Death of Mandoza marks end of kwaito

By Charles Molele

The trip has ended: Mandoza is dead, at 38.
The death of Mdududzi Tshabalala, affectionately known as Mandoza, marks the end of an era—for the genre of Kwaito and its psychedelic Kwaitizens, in crumpled Sdoris (township sun hats), Dickies slacks and Converse sneakers.
Mandoza was by some distance the most gifted cross-over kwaito performers to have come out of South Africa in the last 20 years.
After a brief career with kwaito outfit Chiskop, Mandoza went solo in 1999 and released 9 II 5 Zola South, which earned him the 2000 FNB South African Music Award nomination as Best Newcomer.
In 2000, shortly after the inconsequential Y2K hype, Mandoza released another solo album – the eponymously titled, Nkalakatha, produced by well-known producer Gabi Le Roux.
The day Nkalakatha was released and was played on the radio, the phones lit up like so many stars in the milky way.
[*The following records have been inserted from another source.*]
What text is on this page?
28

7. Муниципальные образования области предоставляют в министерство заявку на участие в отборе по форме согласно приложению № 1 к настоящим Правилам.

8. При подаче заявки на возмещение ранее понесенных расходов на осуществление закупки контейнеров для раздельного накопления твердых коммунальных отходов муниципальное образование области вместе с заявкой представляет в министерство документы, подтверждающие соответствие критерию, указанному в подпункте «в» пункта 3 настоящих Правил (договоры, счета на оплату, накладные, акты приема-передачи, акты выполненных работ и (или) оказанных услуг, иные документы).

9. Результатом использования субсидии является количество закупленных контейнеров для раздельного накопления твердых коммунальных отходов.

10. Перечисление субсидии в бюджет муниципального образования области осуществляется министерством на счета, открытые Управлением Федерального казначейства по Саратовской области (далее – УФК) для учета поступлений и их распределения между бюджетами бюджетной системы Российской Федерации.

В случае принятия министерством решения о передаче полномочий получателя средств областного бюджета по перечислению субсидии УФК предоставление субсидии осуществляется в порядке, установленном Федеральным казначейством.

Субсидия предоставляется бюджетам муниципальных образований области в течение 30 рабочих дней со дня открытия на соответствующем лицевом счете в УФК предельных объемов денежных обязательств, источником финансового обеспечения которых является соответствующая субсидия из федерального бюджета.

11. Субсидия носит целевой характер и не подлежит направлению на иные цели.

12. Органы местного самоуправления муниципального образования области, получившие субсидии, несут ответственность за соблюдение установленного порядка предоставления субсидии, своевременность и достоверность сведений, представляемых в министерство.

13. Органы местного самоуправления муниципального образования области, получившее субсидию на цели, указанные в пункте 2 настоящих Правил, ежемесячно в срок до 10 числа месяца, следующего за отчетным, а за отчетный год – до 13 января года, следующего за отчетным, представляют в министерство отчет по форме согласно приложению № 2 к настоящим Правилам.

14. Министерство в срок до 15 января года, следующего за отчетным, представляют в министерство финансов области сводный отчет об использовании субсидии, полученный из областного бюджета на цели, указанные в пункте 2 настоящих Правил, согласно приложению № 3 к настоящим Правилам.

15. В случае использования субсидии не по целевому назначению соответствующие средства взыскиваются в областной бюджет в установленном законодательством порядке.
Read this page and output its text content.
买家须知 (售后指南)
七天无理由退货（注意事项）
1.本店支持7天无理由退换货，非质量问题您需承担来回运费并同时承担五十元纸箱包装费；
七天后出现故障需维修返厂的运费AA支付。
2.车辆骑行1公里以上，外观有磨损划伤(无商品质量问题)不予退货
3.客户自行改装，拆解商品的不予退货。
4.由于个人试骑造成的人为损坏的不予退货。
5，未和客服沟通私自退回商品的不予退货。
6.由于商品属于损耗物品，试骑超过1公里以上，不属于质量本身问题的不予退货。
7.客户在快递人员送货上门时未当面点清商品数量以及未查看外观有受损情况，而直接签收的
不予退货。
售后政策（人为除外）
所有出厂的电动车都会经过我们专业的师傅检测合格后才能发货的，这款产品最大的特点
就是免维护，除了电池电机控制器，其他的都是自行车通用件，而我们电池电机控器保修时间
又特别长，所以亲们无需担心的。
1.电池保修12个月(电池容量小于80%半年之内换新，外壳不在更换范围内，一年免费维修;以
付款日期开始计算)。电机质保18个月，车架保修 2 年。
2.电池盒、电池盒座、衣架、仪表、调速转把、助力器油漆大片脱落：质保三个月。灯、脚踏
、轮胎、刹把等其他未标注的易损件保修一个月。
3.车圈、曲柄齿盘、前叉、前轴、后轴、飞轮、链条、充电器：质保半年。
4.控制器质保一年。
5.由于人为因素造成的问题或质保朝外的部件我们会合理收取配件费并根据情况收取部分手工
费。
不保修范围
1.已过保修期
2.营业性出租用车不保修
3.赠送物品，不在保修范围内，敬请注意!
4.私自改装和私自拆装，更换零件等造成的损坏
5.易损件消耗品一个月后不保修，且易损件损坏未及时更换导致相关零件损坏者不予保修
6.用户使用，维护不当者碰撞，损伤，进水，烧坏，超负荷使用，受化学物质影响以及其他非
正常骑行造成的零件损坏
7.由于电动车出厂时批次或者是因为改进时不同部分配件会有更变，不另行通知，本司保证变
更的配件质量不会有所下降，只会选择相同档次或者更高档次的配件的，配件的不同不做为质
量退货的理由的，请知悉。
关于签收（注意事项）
Black and white radio callers called and asked DJs for shout-outs to the larger-than-life artist – That’s how potent and lethal Nkalakatha was.
It’s a sizzling, dazzling song, and deserves a place as one of his major composition.
Whether you are discovering the song or rediscovering it for the first time, you will be stunned just how great it is; the bass guitar riffs, warts and all.
Unequivocally, Nkalakatha remains his deepest and most enduring achievement.
It was really good, perhaps better than any kwaito song ever; only because each time it is played,it hits you like a powerful blow to the nape of the neck.
In kwaito circles, Mandoza’s music repertoire and his entire body of work will be celebrated for many years to come.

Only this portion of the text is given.